A video exhibit near the entrance has both good and bad stuff. The exposition of the word “theory” is pretty good:

And so is the theme of exhibit, which is this: “how do we know what we say we know?” This emphasis on evidence is estimable but, as Greg pointed out, the answers are provided not by the scientists who made the exhibit but by the viewer herself. This exhibit of skulls has that postmodern fill-in-the-blanks air about it:

Close by is the hominin family tree. Note that it’s a branching bush, which is good, but it also puts the australopithecines off by themselves and not as the ancestors of Homo. Unless there’s been some paleoanthropological advance of which I’m not aware, I think this question is unresolved, and maybe a question mark would have been better:

Here’s a life-size cast of the “hobbit,” Homo floresiensis, which may have lived as recently as 12,000 years ago. Although its status as a species is controversial, evidence is slowly accumulating that hobbits were a genuine relict population of hominins. And they were tiny: a bit more than three feet tall. Here I am standing next to one:

Our genetic similarity to chimps, our closest living relative, is a statistic that’s often abused. The “99% identity” refers to the probability of identity at each nucleotide site in the DNA. But since each gene comprises many nucleotide sites, the probability that a given gene has identical DNA sequences in humans and chimps is much lower. In WEIT, I show that about 80% of all the proteins shared by the two species differ by at least one amino acid. Depending on how you calculate the statistics, then, you can make humans and chimps look either 99% identical or only 20% identical. The Smithsonian exhibit isn’t clear on this point.

For me, the most annoying part of the exhibit was this purported explanation of how evolution works. It simply equates evolution to natural selection. And of course natural selection is only one of several processes that can cause evolutionary change (genetic drift, the random change of gene frequencies due to sampling error, is another big one):

So, when viewers were urged to submit questions to the curators and other viewers, I typed in this one. Larry Moran is gonna love me!
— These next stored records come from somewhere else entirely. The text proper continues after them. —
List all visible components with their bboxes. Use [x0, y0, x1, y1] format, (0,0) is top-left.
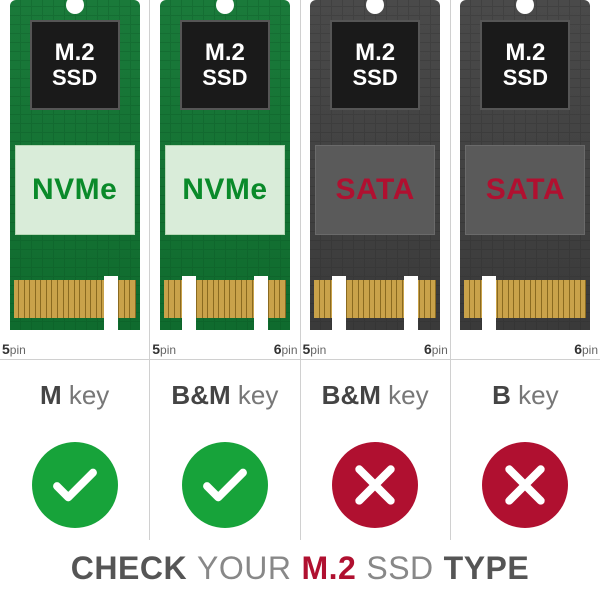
ssd-card: M.2 SSD NVMe — [10, 0, 140, 330]
key-labels-row: M key B&M key B&M key B key — [0, 360, 600, 430]
chip-line1: M.2 — [205, 39, 245, 67]
ssd-chip: M.2 SSD — [480, 20, 570, 110]
connector-pins — [310, 270, 440, 330]
interface-label: NVMe — [15, 145, 135, 235]
ssd-card: M.2 SSD NVMe — [160, 0, 290, 330]
key-type-suffix: key — [511, 380, 559, 410]
status-badge-no — [332, 442, 418, 528]
infographic-root: M.2 SSD NVMe 5pin M.2 SSD NVMe — [0, 0, 600, 600]
interface-label: SATA — [465, 145, 585, 235]
pin-count-right: 6pin — [274, 341, 298, 357]
ssd-column: M.2 SSD NVMe 5pin — [0, 0, 150, 359]
check-icon — [48, 458, 102, 512]
connector-pins — [10, 270, 140, 330]
chip-line2: SSD — [503, 65, 548, 91]
key-type-suffix: key — [231, 380, 279, 410]
key-type-cell: B&M key — [301, 360, 451, 430]
status-cell — [0, 430, 150, 540]
pin-count-right: 6pin — [424, 341, 448, 357]
interface-label: SATA — [315, 145, 435, 235]
pin-count-left: 5pin — [2, 341, 26, 357]
connector-pins — [160, 270, 290, 330]
pin-count-left: 5pin — [152, 341, 176, 357]
pin-count-left: 5pin — [303, 341, 327, 357]
ssd-cards-row: M.2 SSD NVMe 5pin M.2 SSD NVMe — [0, 0, 600, 360]
key-type-cell: M key — [0, 360, 150, 430]
connector-pins — [460, 270, 590, 330]
key-type-cell: B key — [451, 360, 600, 430]
cross-icon — [498, 458, 552, 512]
key-type-suffix: key — [62, 380, 110, 410]
footer-word-ssd: SSD — [366, 550, 433, 587]
interface-label: NVMe — [165, 145, 285, 235]
check-icon — [198, 458, 252, 512]
ssd-card: M.2 SSD SATA — [310, 0, 440, 330]
footer-word-type: TYPE — [444, 550, 530, 587]
chip-line2: SSD — [202, 65, 247, 91]
chip-line1: M.2 — [55, 39, 95, 67]
ssd-chip: M.2 SSD — [330, 20, 420, 110]
ssd-column: M.2 SSD NVMe 5pin 6pin — [150, 0, 300, 359]
status-cell — [150, 430, 300, 540]
ssd-column: M.2 SSD SATA 5pin 6pin — [301, 0, 451, 359]
status-badge-no — [482, 442, 568, 528]
footer-word-check: CHECK — [71, 550, 187, 587]
status-badge-ok — [32, 442, 118, 528]
footer-word-m2: M.2 — [302, 550, 357, 587]
footer-word-your: YOUR — [197, 550, 291, 587]
cross-icon — [348, 458, 402, 512]
pin-count-right: 6pin — [574, 341, 598, 357]
chip-line1: M.2 — [505, 39, 545, 67]
chip-line1: M.2 — [355, 39, 395, 67]
key-type-bold: B&M — [171, 380, 230, 410]
key-type-bold: M — [40, 380, 62, 410]
key-type-suffix: key — [381, 380, 429, 410]
chip-line2: SSD — [353, 65, 398, 91]
ssd-card: M.2 SSD SATA — [460, 0, 590, 330]
key-type-cell: B&M key — [150, 360, 300, 430]
status-cell — [451, 430, 600, 540]
status-badge-ok — [182, 442, 268, 528]
status-row — [0, 430, 600, 540]
ssd-chip: M.2 SSD — [180, 20, 270, 110]
ssd-chip: M.2 SSD — [30, 20, 120, 110]
status-cell — [301, 430, 451, 540]
footer-title: CHECK YOUR M.2 SSD TYPE — [0, 540, 600, 600]
ssd-column: M.2 SSD SATA 6pin — [451, 0, 600, 359]
key-type-bold: B — [492, 380, 511, 410]
key-type-bold: B&M — [322, 380, 381, 410]
chip-line2: SSD — [52, 65, 97, 91]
All in all, I’d give the exhibit the grade of B, or even a B-. There are simply too many questionable assertions presented as fact, too many errors, and too much pandering to religion and political correctness (a video near the end asserts that human “races” don’t exist). But I’m a petulant evolutionist, and urge everyone, scientist and layperson alike, to visit this exhibit, if for no other reason than to see the remains and artifacts of our ancestors.